Indeed, Waddell’s account would become one of the early “famous” accounts of an alleged crossing of paths with the fabled Himalayan “wild man,” and likely due in part to the diligence of Sanderson and a handful of colleagues who, in the years following the Second World War, began to write for various magazines and other publications about mysterious animals unknown to science (Sanderson is, in fact, widely credited with the first use of the word “cryptozoology”, albeit in hyphenated form, in Abominable Snowmen).
However, despite Sanderson’s diligence in collecting reports of abominable snowmen (or “ABSMs” as he referred to them), Waddell had a fair bit more to say about those mysterious tracks he and his company discovered in the fresh Himalayan snow.
“The belief in these creatures is universal among Tibetans,” Waddell wrote. “None, however, of the many Tibetans I have interrogated on this subject could ever give me an authentic case.
“On the most superficial investigation it always resolved itself into something that somebody heard tell of,” Waddell complained.
That’s not all: Waddell even went so far as to offer an explanation for the mystery. He goes on to say:
“These so-called hairy wild men are evidently the great yellow snow-bear (Ursus isabellinus), which is highly carnivorous, and often kills yaks. Yet, although most of the Tibetans know this bear sufficiently to give it a wide berth, they live in such an atmosphere of superstition that they are always ready to find extraordinary and supernatural explanations of uncommon events.”
That’s one way of speculating “what sort of creature could have made them,” as Sanderson wrote of Waddell’s experience. It seems the major was of the opinion they had merely come upon the former path of an indigenous Ursus isabellinus, although one may argue that Waddell’s skepticism would be the natural response of any westerner confronted with the claim that a mysterious “wild man” existed in the remotest corners of one of the world’s steepest mountain ranges.

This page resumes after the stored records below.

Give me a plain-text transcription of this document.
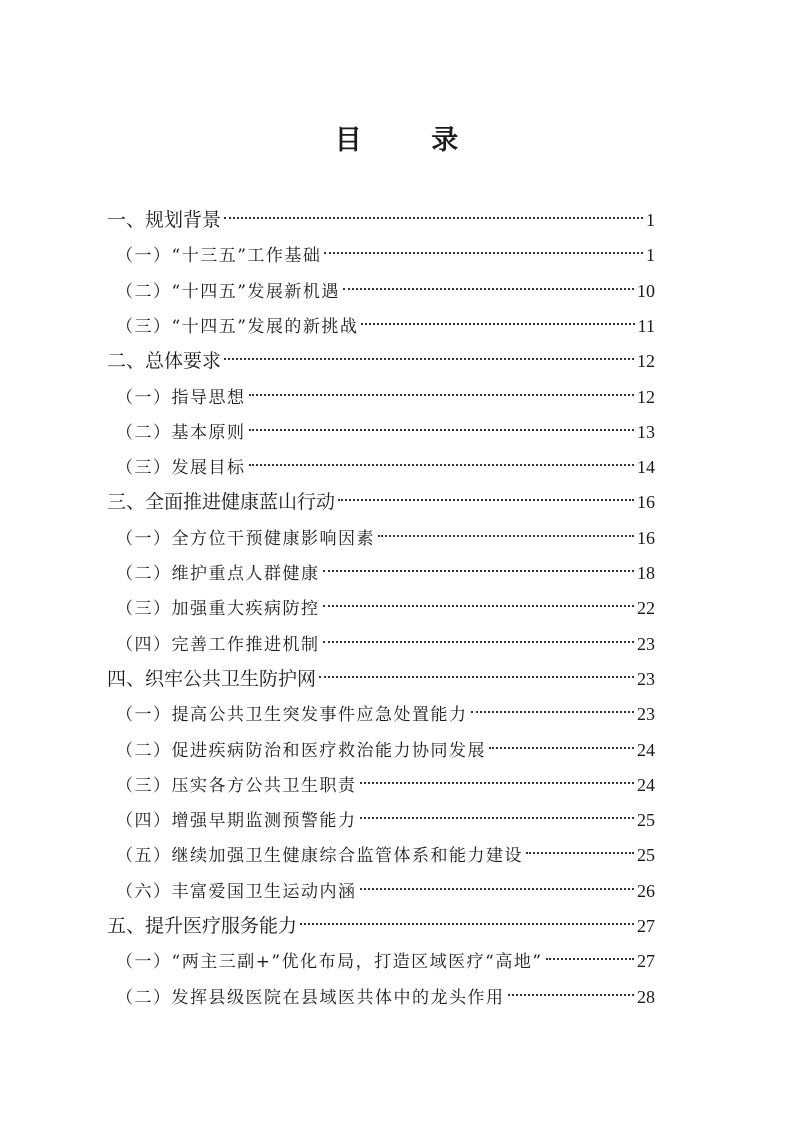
目 录
一、规划背景	1
（一）“十三五”工作基础	1
（二）“十四五”发展新机遇	10
（三）“十四五”发展的新挑战	11
二、总体要求	12
（一）指导思想	12
（二）基本原则	13
（三）发展目标	14
三、全面推进健康蓝山行动	16
（一）全方位干预健康影响因素	16
（二）维护重点人群健康	18
（三）加强重大疾病防控	22
（四）完善工作推进机制	23
四、织牢公共卫生防护网	23
（一）提高公共卫生突发事件应急处置能力	23
（二）促进疾病防治和医疗救治能力协同发展	24
（三）压实各方公共卫生职责	24
（四）增强早期监测预警能力	25
（五）继续加强卫生健康综合监管体系和能力建设	25
（六）丰富爱国卫生运动内涵	26
五、提升医疗服务能力	27
（一）“两主三副+”优化布局，打造区域医疗“高地”	27
（二）发挥县级医院在县域医共体中的龙头作用	28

“Looking at these footprints,” Waddell wrote of the “yeti” prints he and his company found, “I thought of the poor snow-bears pent up in the sweltering heat of the Calcutta ‘Zoo’, and what they would not give to get into such arctic regions.”
So what actually made the prints that Waddell and his company saw?
That is, and remains, a matter of speculation; although Waddell was undoubtedly familiar with bear treks from his background in biology, as well as his experience as a hunter. Later in his journey, he recounts seeing a similar set of ursine prints that converged with his company’s path, this time left in the soft mud of lower elevations, and thus less easily made the stuff of speculation or superstition.
Even if Waddell wasn’t very prone to believe in the existence of a mysterious “wild man” of the Himalayas, his account nonetheless inspired countless armchair historians in the years that would follow… and even a few retired world explorers (like Ivan Sanderson) with his storied account of unusual footprints he found in fresh snow during his trek toward Darjeeling in 1887.